For each CNCS, we then subset the list of predicted TFBSs to include only those expressed at the correct developmental time and cell type in which the corresponding gene is expressed. For RNAseq, we considered “significantly expressed” any gene whose expression was higher than the 25th percentile of normalized counts for the whole transcriptome at the stages considered (approximated at 17), while for scRNAseq, to account for the high number of zero counts in different cells, we considered “significantly expressed” genes for which expression was above the 50th percentile (approximated at >250). The final list for each gene is stored in Supplementary Data 3.

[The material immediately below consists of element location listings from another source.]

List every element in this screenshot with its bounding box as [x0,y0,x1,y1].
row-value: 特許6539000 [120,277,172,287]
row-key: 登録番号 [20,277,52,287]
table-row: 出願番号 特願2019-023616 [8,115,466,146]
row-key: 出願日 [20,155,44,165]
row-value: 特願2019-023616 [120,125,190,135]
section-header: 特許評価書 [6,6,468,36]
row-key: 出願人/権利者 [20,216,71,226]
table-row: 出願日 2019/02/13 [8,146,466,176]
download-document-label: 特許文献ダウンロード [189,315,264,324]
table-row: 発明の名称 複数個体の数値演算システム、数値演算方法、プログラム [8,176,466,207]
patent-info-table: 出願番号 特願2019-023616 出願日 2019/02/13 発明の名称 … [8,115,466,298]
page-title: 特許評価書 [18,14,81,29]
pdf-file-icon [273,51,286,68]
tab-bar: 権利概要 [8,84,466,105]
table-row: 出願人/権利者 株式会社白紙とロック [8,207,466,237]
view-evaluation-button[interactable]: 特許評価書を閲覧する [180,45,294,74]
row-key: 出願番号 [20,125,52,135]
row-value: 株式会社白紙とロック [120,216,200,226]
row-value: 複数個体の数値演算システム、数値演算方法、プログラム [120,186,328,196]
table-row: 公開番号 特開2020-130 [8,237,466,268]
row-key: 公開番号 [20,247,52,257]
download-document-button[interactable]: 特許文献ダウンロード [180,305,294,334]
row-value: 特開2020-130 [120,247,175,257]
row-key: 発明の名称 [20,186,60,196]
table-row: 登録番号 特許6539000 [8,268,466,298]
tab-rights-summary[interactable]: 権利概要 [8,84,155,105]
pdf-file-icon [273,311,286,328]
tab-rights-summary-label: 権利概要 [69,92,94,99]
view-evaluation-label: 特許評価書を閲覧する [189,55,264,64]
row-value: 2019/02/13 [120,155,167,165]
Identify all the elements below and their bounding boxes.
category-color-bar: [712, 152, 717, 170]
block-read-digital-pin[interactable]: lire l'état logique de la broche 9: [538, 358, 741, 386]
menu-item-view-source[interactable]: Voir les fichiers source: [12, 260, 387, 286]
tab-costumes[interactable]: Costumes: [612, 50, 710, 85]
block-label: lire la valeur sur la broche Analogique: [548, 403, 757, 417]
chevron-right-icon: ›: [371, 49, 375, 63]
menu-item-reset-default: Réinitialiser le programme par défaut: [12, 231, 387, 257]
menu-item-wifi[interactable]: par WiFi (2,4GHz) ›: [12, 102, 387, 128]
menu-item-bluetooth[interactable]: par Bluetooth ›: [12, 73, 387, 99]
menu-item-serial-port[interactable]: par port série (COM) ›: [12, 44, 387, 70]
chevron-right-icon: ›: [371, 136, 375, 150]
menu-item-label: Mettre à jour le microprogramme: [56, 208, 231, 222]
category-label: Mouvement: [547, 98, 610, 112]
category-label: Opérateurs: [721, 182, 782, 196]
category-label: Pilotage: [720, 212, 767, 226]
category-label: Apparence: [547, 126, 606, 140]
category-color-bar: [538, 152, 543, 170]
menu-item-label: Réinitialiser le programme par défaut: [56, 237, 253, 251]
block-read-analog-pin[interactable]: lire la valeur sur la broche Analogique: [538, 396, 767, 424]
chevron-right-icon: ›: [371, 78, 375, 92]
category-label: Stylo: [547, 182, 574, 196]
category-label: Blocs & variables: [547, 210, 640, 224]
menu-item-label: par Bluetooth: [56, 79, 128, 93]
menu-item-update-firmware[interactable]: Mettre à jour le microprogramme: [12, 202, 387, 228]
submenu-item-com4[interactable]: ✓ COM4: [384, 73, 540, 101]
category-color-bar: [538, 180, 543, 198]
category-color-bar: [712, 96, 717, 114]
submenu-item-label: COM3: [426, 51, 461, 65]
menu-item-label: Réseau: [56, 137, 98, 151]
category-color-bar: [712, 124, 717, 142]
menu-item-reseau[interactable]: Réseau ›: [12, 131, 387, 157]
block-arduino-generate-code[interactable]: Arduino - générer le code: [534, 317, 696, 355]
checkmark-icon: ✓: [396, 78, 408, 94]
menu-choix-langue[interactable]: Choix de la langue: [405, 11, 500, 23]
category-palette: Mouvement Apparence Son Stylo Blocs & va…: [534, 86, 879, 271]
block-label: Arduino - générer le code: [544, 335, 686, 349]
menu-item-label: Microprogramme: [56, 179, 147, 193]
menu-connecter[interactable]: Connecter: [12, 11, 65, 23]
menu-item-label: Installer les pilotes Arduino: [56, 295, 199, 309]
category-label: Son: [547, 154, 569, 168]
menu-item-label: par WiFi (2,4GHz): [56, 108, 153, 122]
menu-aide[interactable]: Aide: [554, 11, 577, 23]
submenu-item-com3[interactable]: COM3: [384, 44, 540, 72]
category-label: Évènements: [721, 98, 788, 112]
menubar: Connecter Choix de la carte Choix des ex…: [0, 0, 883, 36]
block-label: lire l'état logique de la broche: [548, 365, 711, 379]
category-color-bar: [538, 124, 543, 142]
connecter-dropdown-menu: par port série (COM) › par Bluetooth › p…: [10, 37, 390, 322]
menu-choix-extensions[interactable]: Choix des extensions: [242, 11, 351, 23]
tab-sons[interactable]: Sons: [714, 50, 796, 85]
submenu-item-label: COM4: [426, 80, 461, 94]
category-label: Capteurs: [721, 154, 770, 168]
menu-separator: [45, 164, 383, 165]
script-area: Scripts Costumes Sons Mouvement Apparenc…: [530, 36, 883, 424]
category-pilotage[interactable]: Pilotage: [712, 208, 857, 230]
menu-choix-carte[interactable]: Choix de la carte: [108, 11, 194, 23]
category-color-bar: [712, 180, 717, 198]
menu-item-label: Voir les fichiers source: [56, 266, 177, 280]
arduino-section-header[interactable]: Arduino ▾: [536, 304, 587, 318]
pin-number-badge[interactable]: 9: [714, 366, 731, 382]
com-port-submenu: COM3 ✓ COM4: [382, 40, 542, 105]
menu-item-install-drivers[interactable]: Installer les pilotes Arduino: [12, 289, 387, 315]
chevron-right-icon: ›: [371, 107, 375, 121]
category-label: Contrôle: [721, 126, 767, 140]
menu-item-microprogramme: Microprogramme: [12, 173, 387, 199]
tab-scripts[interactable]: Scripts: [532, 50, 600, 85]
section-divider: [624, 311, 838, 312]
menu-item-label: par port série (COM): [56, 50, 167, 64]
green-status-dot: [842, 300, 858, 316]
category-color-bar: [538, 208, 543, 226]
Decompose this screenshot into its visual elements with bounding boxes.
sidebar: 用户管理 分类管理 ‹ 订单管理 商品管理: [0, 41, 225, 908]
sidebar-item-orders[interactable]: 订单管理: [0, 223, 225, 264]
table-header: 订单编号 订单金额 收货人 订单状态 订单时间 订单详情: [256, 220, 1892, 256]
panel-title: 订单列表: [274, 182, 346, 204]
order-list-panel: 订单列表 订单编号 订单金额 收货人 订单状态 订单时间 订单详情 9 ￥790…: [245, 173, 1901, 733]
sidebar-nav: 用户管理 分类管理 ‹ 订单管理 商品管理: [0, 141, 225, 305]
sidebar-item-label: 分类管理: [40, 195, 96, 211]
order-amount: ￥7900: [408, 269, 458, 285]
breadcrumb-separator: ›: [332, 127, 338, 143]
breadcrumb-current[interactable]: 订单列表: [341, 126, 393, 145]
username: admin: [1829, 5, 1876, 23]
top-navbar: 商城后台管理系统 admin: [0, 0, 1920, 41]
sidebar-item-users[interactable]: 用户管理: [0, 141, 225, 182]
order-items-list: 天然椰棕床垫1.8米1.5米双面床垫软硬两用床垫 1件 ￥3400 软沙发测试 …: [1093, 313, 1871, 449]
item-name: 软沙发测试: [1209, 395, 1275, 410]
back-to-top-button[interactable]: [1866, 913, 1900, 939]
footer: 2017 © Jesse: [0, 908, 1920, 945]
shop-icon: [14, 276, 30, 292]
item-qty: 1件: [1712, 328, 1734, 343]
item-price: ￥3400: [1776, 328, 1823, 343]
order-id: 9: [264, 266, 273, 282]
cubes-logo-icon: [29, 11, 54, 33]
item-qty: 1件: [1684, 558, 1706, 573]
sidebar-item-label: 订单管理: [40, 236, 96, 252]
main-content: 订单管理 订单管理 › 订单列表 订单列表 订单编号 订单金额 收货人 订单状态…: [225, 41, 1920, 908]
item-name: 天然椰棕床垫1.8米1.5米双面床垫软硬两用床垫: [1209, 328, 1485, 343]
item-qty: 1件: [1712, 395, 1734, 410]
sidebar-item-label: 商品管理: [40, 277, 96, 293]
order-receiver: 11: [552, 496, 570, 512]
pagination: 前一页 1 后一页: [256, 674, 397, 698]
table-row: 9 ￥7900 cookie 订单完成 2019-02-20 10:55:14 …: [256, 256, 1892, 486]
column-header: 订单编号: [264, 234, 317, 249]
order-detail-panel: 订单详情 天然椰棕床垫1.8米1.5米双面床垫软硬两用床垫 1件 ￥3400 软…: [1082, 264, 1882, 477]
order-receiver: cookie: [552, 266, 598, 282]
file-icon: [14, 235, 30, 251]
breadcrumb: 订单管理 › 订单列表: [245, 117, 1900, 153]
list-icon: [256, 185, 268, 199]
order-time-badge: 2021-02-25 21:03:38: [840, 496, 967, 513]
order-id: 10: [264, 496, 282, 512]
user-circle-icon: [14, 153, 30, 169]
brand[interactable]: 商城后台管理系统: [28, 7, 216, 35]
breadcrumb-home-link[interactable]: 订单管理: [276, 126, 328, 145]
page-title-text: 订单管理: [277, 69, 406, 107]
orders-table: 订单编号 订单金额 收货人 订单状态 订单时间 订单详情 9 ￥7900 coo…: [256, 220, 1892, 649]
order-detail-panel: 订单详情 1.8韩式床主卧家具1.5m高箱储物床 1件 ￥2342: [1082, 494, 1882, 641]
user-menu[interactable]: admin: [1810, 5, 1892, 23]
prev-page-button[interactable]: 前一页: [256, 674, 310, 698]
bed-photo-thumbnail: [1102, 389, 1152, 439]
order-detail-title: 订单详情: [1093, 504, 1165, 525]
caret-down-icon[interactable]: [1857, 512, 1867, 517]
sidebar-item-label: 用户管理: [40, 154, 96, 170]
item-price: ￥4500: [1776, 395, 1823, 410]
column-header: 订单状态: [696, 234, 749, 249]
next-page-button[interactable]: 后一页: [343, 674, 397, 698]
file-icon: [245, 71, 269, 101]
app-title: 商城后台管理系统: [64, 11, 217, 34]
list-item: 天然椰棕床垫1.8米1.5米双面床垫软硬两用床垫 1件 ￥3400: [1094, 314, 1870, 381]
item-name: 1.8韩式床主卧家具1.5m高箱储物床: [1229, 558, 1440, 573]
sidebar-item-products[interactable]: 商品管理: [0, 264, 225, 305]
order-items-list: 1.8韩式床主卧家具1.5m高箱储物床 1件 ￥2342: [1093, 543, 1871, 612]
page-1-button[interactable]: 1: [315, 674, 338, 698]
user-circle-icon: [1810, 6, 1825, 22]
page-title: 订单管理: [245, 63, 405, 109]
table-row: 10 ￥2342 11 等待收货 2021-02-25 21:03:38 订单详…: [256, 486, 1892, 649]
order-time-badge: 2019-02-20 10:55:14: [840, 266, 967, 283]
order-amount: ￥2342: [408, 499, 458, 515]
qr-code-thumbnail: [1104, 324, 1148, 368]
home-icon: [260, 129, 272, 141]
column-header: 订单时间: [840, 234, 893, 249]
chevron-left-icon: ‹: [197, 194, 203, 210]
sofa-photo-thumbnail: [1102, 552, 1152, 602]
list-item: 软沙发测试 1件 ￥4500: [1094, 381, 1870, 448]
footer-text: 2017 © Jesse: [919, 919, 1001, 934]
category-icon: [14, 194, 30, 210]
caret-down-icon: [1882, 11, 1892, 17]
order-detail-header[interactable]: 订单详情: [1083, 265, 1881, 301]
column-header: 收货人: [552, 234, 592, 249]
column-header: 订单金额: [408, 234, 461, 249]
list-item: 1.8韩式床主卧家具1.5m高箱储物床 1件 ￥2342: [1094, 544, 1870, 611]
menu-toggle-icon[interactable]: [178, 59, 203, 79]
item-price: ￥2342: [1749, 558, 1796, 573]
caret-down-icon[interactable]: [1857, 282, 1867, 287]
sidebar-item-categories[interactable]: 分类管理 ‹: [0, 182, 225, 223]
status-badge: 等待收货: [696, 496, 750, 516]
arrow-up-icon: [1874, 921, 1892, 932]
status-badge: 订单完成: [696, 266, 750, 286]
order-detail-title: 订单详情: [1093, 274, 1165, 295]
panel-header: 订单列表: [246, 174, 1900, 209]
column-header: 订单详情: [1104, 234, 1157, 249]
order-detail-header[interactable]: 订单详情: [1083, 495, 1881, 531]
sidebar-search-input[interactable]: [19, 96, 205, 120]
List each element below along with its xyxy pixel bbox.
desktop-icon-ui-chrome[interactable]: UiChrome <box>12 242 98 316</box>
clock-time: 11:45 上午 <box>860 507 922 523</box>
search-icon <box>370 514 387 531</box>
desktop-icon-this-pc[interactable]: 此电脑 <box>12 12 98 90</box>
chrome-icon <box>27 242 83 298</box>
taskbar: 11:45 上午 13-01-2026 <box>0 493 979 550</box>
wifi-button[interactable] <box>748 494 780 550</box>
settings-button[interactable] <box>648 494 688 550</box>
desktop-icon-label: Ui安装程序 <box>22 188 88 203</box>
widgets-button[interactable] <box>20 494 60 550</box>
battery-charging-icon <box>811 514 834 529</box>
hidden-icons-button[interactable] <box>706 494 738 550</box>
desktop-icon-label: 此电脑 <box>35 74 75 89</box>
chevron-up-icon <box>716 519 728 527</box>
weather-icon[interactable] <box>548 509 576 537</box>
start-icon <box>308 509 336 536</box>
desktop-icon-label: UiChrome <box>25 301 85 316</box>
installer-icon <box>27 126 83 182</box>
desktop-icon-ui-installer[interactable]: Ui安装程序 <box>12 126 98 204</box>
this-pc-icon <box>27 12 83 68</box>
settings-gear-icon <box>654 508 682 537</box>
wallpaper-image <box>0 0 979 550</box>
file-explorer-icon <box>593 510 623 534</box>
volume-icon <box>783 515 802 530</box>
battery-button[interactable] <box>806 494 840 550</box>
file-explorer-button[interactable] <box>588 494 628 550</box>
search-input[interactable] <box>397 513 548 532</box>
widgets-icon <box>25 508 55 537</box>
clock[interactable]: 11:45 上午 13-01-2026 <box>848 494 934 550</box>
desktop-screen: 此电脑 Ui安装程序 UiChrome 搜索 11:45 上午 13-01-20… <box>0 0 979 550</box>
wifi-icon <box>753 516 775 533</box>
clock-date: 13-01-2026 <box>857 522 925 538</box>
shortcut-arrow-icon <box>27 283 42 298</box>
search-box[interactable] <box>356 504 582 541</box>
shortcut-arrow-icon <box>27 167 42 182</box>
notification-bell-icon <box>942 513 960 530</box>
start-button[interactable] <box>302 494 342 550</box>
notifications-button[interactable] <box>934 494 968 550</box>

Statistics and reproducibility

Different phylogenetic analysis methods (Maximum Likelihood, Neighbor Joining) were compared to provide further support to tree structure. In each analysis, 1000 ultrafast bootstraps were used to extract branch support values. For in situ HCRs, the expression of every gene was investigated in at least 2 separate experimental replicates, each comprising 3 or more samples per species per stage. For the transcriptomic comparison of FoxQ2III-positive cells across chordate species, identification and ranking of marker gene pairs was performed with the GenePairFinder function in SAMap, which identifies genes that contribute most to positive cross-species correlation for a given cell type pair. Briefly, marker genes are designated in each species using a Wilcoxon rank-sum test with a p-value cutoff of 0.01. Then, all cross-species pairs of significant marker genes are ranked by the product of their expression levels (zero-truncated standardized expression) and SAMap weights (derived from protein sequence similarity and expression correlation) in each species.

Reporting summary

Further information on research design is available in the Nature Portfolio Reporting Summary linked to this article.